Des infractions comme la consultation de site djihadistes ou l’apologie du terrorisme peuvent désormais être traitées sans juge d’instruction, parfois en comparution immédiate. Les premières audiences sont attendues en février.

« Nous sommes indubitablement face à un défi. » À l’Automne,  le président du tribunal de grande instance (TGI) de Paris, Jean-Michel Hayat, dressait un constat sans appel. « Sur les neuf premiers mois de 2016, on eu une hausse de 80,4 % du nombre d’informations judiciaires ouvertes en matière de terrorisme, par rapport à l’année précédente. Dans le même temps, le nombre de dossiers traités a augmenté de 89,7%. » Face à cette « déferlante de dossiers », le magistrat proposait alors plusieurs pistes de réflexion, parmi lesquelles un « circuit court » réservé aux affaires « assez simples », « pour éviter de passer par la phase de l’instruction » et désengorger les tribunaux. Loin de faire l’unanimité, ce dispositif a été façonné en quelques mois et mis en place sans grande publicité à Paris, début 2016.

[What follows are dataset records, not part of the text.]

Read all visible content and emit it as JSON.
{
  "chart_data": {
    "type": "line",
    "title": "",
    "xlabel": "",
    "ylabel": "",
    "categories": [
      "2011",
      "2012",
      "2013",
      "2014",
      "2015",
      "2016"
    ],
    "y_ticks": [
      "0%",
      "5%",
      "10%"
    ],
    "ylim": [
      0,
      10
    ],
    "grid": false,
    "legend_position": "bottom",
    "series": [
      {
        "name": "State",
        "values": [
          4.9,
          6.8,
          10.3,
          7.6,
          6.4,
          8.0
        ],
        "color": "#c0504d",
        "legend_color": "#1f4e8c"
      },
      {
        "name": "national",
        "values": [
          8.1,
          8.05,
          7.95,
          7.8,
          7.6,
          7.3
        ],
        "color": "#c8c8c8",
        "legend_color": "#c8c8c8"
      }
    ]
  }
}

« Infractions terroristes à intensité basse ». Depuis le 2 janvier – date de la rentrée du TGI -, les affaires liées au terrorisme peuvent être classées selon leur « intensité ». Le circuit court ne s’applique en effet qu’aux « infractions terroristes à intensité basse », comme la consultation de sites djihadistes, ou l’apologie du terrorisme. En pratique, cela signifie que la chambre d’instruction n’est pas saisie : après son enquête, le parquet confie directement le dossier à la juridiction correctionnelle, en charge du jugement. « Il fallait apporter une forme de respiration aux juges d’instruction », a justifié la présidence du tribunal à 20Minutes. Ces magistrats, spécialisés dans l’antiterrorisme, sont passés de huit à dix entre 2014 et 2016. Une onzième demande de poste est en attente, mais cela ne suffira pas à absorber l’afflux de dossiers.

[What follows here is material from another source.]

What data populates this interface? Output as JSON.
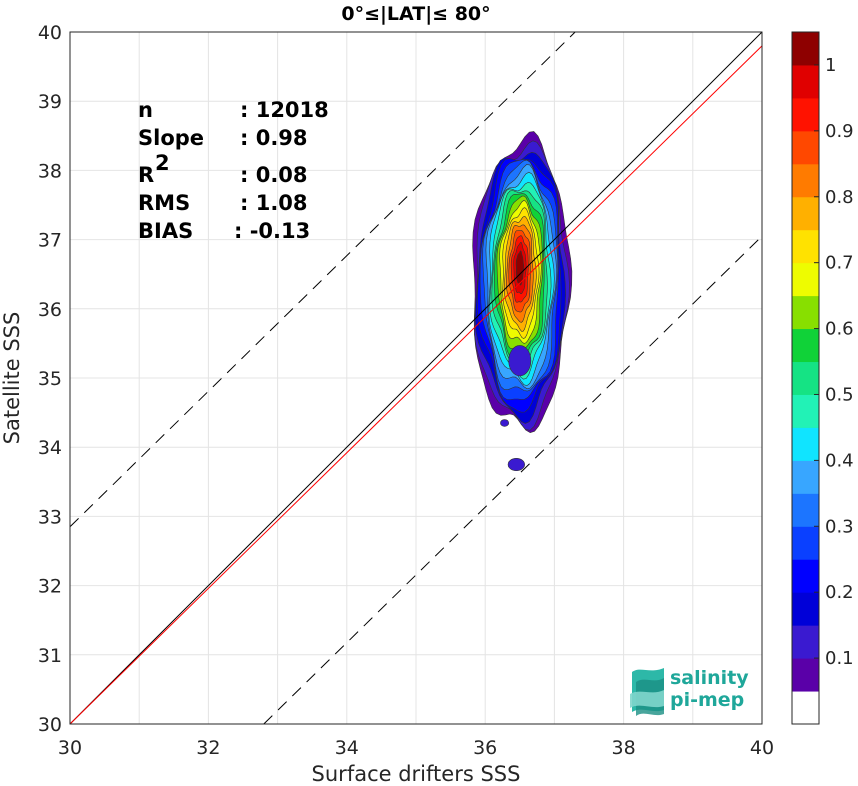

Si cette « respiration » fait consensus dans le monde de la justice, un autre aspect du circuit court fait grincer les dents des avocats : le dispositif prévoit de juger certaines « petites affaires » par la voie de la comparution immédiate, une procédure qui consiste à présenter les prévenus au tribunal dès la fin de leur garde à vue. Ce type de jugement, parfois critiqué comme étant de « l’abattage judiciaire », ne devrait être appliqué au terrorisme qu’à partir du mois de février. Christian Saint-Palais, président de l’Association des avocats pénalistes (ADP), s’y oppose fermement, soulignant que la défense n’aura que peu de temps pour se préparer : « je crains qu’on se prive de la possibilité d’obtenir suffisamment de renseignements sur les faits et sur la personnalité des prévenus. »

ENTENDU SUR EUROPE 1
S’il y a bien un domaine où on ne doit pas faire fi de la complexité du dossier, c’est celui du terrorisme
CHRISTIAN SAINT-PALAIS

« On sait que la majorité des comparutions immédiates ne se déroulent pas bien », poursuit le conseil. « Les personnes ont passé plusieurs jours en garde à vue et ne sont pas en état de se défendre, les juges sont pressés dans leur décision. Or, s’il y a bien un domaine où on ne doit pas faire fi de la complexité du dossier, c’est celui du terrorisme. » L’avocat critique également le terme d' »infractions à intensité basse », estimant que leur liste est amenée à s’allonger. « Récemment, on a vu le tribunal de Créteil prononcer une condamnation à quinze ans de prison pour agression sexuelle, en comparution immédiate, alors qu’il y a quelques années, on nous expliquait que le dispositif ne permettrait jamais ce genre de peines. Qu’est-ce qui nous dit que ça ne sera pas la même chose pour le terrorisme ? »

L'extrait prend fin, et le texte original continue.